L’internationale des amis de Pagu fait son œuvre (tandis que sétoffent les bibliothèques numériques), et pour cette fois c’est la chercheuse et écrivaine brésilienne Adriana Armony, qui enquête actuellement sur le séjour parisien de Pagu de l’été 1934 à l’été 1935 (période peu ou prou connue, mais encore très imprécisément documentée, mal balisée), qui vient de nous dégoter ces petites nouvelles parues dans le n°265 de La Défense (Organe de la Section française du Secours Rouge International) (Paris, 8e année), en date du vendredi 7 septembre 1934.


Une arrestation de plus, dans le parcours erratique de la jeune militante communiste qui était partie seule, à 23 ans, faire le tour du monde, et déjà une menace d’expulsion alors qu’elle venait juste de débarquer à Paris, expulsion qui ne devait intervenir, dans d’autres circonstances, qu’un an plus tard.

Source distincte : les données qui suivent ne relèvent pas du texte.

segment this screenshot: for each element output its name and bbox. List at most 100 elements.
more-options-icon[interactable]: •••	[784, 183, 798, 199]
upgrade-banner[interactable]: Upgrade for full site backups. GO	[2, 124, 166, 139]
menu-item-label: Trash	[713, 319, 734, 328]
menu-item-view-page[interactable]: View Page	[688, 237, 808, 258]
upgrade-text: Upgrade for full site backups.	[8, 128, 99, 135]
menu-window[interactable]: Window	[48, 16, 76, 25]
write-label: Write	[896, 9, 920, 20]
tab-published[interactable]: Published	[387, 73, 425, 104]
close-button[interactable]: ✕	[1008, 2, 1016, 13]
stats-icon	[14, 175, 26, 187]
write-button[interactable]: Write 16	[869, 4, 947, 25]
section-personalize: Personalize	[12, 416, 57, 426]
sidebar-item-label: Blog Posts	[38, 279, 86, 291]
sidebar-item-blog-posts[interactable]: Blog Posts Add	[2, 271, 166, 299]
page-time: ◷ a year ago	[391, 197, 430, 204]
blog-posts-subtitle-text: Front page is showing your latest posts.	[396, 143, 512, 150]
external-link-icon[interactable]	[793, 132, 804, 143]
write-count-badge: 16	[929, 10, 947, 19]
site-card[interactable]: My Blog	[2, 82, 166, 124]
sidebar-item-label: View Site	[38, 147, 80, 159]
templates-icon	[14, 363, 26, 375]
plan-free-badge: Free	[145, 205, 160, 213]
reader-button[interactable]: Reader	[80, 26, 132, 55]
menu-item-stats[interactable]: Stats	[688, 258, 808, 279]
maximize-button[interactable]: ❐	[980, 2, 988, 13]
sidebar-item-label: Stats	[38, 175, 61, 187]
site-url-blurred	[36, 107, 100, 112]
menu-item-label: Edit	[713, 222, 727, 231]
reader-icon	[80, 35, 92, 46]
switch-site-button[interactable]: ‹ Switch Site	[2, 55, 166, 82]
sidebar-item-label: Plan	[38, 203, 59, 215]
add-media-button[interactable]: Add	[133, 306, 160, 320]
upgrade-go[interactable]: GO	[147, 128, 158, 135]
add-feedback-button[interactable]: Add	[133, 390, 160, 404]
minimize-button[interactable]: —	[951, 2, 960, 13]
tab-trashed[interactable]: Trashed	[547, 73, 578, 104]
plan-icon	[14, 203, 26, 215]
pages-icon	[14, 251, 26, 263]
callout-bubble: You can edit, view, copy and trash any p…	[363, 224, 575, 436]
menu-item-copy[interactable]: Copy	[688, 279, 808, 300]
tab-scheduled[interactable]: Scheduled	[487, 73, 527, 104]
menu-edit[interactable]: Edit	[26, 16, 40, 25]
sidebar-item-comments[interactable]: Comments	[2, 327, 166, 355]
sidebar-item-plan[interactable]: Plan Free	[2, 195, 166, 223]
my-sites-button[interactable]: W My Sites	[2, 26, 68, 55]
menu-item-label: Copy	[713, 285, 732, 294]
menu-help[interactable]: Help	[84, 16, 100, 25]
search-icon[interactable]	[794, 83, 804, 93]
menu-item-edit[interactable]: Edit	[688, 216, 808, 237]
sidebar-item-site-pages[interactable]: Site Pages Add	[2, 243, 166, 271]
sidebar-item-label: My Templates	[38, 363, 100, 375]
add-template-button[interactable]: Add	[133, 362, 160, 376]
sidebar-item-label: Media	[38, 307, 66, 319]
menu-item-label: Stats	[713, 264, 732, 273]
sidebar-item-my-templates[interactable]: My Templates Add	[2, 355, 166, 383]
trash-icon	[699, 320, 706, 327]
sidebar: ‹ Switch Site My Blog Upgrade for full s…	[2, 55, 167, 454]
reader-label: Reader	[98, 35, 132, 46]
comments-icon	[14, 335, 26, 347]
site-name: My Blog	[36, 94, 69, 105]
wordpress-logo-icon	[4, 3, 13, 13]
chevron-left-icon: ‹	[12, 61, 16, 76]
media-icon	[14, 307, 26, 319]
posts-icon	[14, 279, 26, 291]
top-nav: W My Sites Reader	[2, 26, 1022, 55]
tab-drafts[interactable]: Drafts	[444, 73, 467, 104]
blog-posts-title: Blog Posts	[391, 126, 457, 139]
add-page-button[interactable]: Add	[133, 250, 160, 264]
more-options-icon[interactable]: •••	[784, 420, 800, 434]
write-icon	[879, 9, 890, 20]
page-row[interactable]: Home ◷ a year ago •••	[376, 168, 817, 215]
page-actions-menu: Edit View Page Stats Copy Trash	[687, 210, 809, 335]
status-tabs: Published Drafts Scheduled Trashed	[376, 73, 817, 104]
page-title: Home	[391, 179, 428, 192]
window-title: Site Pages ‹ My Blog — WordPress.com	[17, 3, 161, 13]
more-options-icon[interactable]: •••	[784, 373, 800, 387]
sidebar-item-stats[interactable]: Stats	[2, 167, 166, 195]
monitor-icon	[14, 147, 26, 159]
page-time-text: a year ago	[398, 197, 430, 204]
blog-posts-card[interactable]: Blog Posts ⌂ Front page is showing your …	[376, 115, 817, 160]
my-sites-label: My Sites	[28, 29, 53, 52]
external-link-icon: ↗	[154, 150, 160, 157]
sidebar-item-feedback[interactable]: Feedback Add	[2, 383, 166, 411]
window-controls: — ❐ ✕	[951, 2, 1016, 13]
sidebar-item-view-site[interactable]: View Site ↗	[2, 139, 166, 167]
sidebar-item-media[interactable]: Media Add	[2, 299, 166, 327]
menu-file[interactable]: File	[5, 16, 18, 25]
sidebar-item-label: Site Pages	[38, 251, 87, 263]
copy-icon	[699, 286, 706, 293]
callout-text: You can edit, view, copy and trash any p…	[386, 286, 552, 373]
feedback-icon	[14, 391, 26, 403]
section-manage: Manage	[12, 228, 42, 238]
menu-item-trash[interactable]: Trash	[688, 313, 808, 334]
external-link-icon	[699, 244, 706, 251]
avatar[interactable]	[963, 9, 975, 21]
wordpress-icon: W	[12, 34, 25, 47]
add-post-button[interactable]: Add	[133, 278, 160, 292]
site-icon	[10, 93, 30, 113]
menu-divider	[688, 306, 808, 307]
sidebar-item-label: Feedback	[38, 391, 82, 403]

En page 3 de cette livraison de La Défense, une notule insérée dans la « Quinzaine de la répression (du 16 au 31 août) / Contre les immigrés » donnait ainsi l’alerte, coquille comprise : « Galvao Pagne [sic] est arrêtée sans motif et expulsée de France. »

   

Absconse information développée en page 4, dans « La page de nos correspondants : la vie de nos comités et les petites nouvelles des villes & villages », rubrique « De la région parisienne » :

Une scandaleuse expulsion dans le 17e
     
Notre camarade Patricia Galvao, de nationalité brésilienne, a été arrêtée samedi 26 août, sous prétexte de distribution de tracts. Elle se trouvait dans le square des Batignolles où avait lieu effectivement une distribution de tracts contre les manœuvres aériennes, mais elle n’y participait pas, étant au bras de son compagnon. Le gardien du square la désigna aux agents parce qu’elle portait une cravate rouge.
Patricia Galvao ne fut relâchée que lundi soir, après être restée plus de 24 heures sans nourriture, après avoir été insultée grossièrement, et on lui signifia alors un arrêté d’expulsion.
Contre cet acte d’arbitraire, les travailleurs du 17e doivent protester, signer par milliers des listes de pétition pour obtenir le retrait de cette mesure inique.
    

  

Voilà donc en partie éclaircies, et ce n’est pas rien, la date et les circonstances de l’une des arrestations de Pagu durant son étape parisienne, qui furent, croit-on savoir, au nombre de trois. L’écho nous dit quelque chose, en outre, de l’intégration de la « camarade » Pagu dans les réseaux militants, communistes ou antifascistes, alors actifs dans la capitale française. Il faudrait aussi identifier, un jour, peut-être, quel fut ce « compagnon » de la belle Pagu (déjà séparée d’Oswald de Andrade) ; pour sûr quelque descendant aurait des souvenirs à divulguer, qui sait quelques papiers et documents oubliés dans un grenier ? Affaire à suivre, naturellement.